Boris Johnson made the announcement in an address to the House of Commons on Tuesday afternoon


Prayer services and weddings will be allowed to go ahead in England from July 4, Prime Minister Boris Johnson told MPs on Tuesday - although Jewish leadership urged caution.

Mr Johnson said that places of worship would be green-lit to reopen for services and that weddings be allowed, provided that social distancing is respected, and attendance was limited to a maximum of 30.

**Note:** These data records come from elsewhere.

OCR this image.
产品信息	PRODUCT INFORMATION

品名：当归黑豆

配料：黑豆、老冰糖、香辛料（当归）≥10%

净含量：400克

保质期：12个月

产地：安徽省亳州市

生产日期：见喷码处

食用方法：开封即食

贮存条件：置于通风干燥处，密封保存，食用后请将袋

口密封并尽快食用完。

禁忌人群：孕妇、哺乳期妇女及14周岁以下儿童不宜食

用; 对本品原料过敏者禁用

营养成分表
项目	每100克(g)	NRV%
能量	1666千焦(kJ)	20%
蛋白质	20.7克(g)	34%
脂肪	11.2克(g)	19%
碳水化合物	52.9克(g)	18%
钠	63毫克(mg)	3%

Addressing the Commons, Mr Johnson said: “I know that many have mourned the closure of places of worship and this year, Easter, Passover and Eid, all occurred during the lockdown.

“I am delighted that places of worship will be able to reopen for prayer and services, including weddings with a maximum of 30 people, all subject to social distancing,” he continued.

Outdoor weddings involving up to 10 people have been permitted in Northern Ireland since June 8, while Wales approved small wedding ceremonies on June 22.

Mr Johnson also confirmed that pubs, restaurants and hairdressers would be permitted to reopen from July 4 and said that the two-metre social distancing rule was being replaced by one metre.

The Prime Minister warned that each step in the easing of the coronavirus lockdown was “conditional and reversible”.

The Chief Rabbi Ephraim Mirvis welcomed the Prime Minister’s announcement, but said that “return to congregational activity will, of course, be as cautious as is necessary to protect our communities.”

Rabbi Mirvis has previously said that United Synagogues may remain closed for longer than is mandated by government regulations and noted in his statement that “further guidance would be available in the coming days.”

He added that: “It is a cause for additional celebration that couples, some of whom have to wait for several months, will now be able to marry.”

Steven Wilson, the chief executive of the United Synagogue, said: "We are delighted that the government has given us the green light to re-open our synagogues safely from July 4." 

Mr Wilson continued: "Each of our communities will be restarting services at its own pace depending on the needs of their members and we will support each community every step of the way. It has been extremely painful for us - although the right thing to do - to keep our synagogues closed and we are looking forward to welcoming members back soon."

Liberal Judaism's interim director Rabbi Charley Baginsky echoed the Chief Rabbi's caution.

Rabbi Baginsky said that reopening on July 4 was "not something that Liberal Judaism will be rushing to do."   

She continued: “It is essential that all Liberal Judaism communities conduct a full risk assessment before they reopen and we will be supporting and advising them throughout this process.

"We will also examine all Government guidance, as it continues to be formulated, and ensure our congregations have all the information they need to open safely when they feel ready to do so."

Marie van der Zyl, the President of the Board of Deputies, welcomed the announcements but also urged caution.

Ms van der Zyl said: “On the day that we reveal that the total number of deaths in the Jewish community has reached 500, we would urge people to proceed with caution and stick within the government's guidelines to ensure there is no second spike in cases."

The Board said that it held meetings with Downing Street and the Ministry of Housing, Communities and Local Government to ensure that Jewish concerns – especially acute within the Charedi community – over permitting weddings were taken in account during the decision-making to ease the lockdown.